ELVIS Act showed how Tennessee led the nation in bipartisan way on AI
- Mitch Glazier is chairman and CEO of Recording Industry Association of America.
It’s been said that artificial intelligence (AI) brings great opportunities, but also great risks. Both have been on display in recent months.
With the development of generative AI, online creators everywhere have gained access to cutting-edge creative tools unmatched by any prior technology.
But at the same time, the problem of AI deepfakes exploded.
Falsified health care information jeopardizing public well-being. Misinformation and conspiracy theories risking unnecessary military conflict. Deepfake pornographic images of high school girls. Political and other public figures misportrayed, espousing hateful or contrary views that effect elections, brands and personal reputations.
More:TN Gov. Lee signs ELVIS Act into law in honky-tonk, protects musicians from AI abuses
How the music community came together to create change on AI
According to the U.S. Government Accountability Office (GAO), “A deepfake is a video, photo, or audio recording that seems real but has been manipulated with AI. The underlying technology can replace faces, manipulate facial expressions, synthesize faces, and synthesize speech. Deepfakes can depict someone appearing to say or do something that they in fact never said or did.”
With their life’s work copied and scraped off the internet to power unauthorized AI voice clones and digital replicas, recording artists’ careers and reputations are also at risk.
This is significant to Tennessee where music injects some $5.8 billion into the state’s GDP and supports 61,000 jobs, according to Economists, Inc.
Recognizing the urgent need to act, policymakers began developing legislative proposals to stop this abuse. Creators, AI experts, developers, civil rights organizations, labor unions, and dozens of other stakeholder groups engaged in a far-reaching public debate – weighing the pros and cons of different approaches to the fast-moving problem.
The music community helped organize and launch the Human Artistry Campaign, now 180 creative community members from 34 countries worldwide, fighting for the effective and responsible use of AI to expand human creativity and possibility.
Several bills have been introduced in state legislatures around the country. The U.S. Congress is also examining proposals and held a powerful field hearing in Los Angeles featuring academics, experts, and CMA Entertainer of the Year Lainey Wilson (who went on to win a Grammy for Country Album of the Year a couple of days later).
Wilson’s testimony brought the problem alive for the Members of Congress in attendance, explaining what “a gut punch it is to have your name, your likeness or your voice ripped from you and used in ways that you could never imagine or would never allow.”
More:What is propaganda? What’s a deep fake? And can they influence elections?
Here’s how ELVIS Act works and what’s coming next
And now the first of these proposals has become law – Tennessee’s landmark “ELVIS (Ensuring Likeness, Voice and Image Security) Act,” giving every person a protected property right in their own voice and likeness and creating clear remedies against makers of digital replicas and voice clone tools that invade those rights without consent.
The bill ensures that protected films, TV shows, and news reporting can still be freely made – expressing “crystal clear intent” to address only “simulated voices and images” doing things “the subject never actually said or did.”
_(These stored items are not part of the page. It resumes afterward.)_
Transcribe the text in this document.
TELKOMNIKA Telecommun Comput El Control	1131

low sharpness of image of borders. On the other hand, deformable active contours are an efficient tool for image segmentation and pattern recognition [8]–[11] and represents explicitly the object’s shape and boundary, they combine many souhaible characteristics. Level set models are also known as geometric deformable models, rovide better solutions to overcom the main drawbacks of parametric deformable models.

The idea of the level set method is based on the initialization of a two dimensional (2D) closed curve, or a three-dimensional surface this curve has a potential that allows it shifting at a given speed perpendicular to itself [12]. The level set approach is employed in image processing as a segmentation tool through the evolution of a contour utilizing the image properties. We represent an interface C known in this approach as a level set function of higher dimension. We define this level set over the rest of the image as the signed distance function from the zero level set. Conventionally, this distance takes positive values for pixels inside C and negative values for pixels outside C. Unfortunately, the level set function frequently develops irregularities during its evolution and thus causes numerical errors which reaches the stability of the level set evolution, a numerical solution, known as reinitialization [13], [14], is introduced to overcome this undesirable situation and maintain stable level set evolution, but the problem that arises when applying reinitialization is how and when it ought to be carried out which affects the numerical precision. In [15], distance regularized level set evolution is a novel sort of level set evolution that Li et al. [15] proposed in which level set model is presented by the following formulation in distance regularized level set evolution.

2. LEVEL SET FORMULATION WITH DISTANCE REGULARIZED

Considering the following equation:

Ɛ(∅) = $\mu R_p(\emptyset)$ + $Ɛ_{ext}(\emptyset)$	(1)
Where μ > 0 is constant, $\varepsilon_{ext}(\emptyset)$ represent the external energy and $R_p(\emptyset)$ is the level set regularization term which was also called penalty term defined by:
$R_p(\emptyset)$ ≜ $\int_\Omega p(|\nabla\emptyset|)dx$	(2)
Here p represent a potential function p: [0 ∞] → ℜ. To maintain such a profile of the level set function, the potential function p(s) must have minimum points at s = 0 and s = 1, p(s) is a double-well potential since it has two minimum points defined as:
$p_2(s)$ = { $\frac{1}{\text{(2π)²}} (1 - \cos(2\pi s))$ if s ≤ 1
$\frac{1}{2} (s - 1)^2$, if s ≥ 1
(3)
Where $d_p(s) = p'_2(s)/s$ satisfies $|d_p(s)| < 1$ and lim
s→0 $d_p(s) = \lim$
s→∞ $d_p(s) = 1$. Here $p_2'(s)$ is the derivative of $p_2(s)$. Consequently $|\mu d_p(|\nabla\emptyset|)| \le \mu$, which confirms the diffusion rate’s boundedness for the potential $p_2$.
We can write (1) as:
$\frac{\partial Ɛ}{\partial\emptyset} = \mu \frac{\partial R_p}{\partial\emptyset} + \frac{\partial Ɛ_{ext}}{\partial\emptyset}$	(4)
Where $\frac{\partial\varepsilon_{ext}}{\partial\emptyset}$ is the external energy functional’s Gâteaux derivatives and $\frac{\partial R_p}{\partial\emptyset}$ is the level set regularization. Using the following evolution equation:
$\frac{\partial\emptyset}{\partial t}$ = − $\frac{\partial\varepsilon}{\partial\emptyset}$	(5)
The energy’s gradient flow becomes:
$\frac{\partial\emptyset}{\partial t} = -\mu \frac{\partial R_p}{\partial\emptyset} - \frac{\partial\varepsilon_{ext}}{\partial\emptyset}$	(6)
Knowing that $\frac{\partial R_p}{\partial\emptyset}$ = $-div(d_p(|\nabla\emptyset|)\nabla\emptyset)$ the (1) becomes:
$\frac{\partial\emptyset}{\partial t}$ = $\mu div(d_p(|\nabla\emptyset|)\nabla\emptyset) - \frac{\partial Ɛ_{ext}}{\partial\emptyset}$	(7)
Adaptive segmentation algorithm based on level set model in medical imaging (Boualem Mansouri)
Tennesseans should be proud of their state’s leadership. Their extraordinary bipartisan process saw a 93-0 vote in the House of Representatives and a 30-0 vote in the Senate. That’s how we would all hope for the government to respond to abuses like this, and Gov. Lee and leaders Lamberth and Johnson deserve a lot of credit for working together and across the aisle to get this done.
Tennessee is just one state and others are moving ahead as well. The thoughtful, bipartisan spirit that produced this great victory for every person’s right to their own identity is equally on display in the U.S. Congress where Sens. Chris Coons, D-Delaware, and Marsha Blackburn, R-Tennessee,’s NO FAKES Act proposal and Reps. Maria Salazar, R-Florida, and Madeleine Dean, D-Pennysylvania,’s No AI FRAUD Act have brought Democrats and Republicans together to work towards a national baseline set of standards to address unauthorized digital replicas and voice clones.
We should all take heart and stop to celebrate the way our political system has met the moment – rising to the challenge of generative AI deepfakes in an urgent, thoughtful, and bipartisan way.
Mitch Glazier is chairman and CEO of Recording Industry Association of America.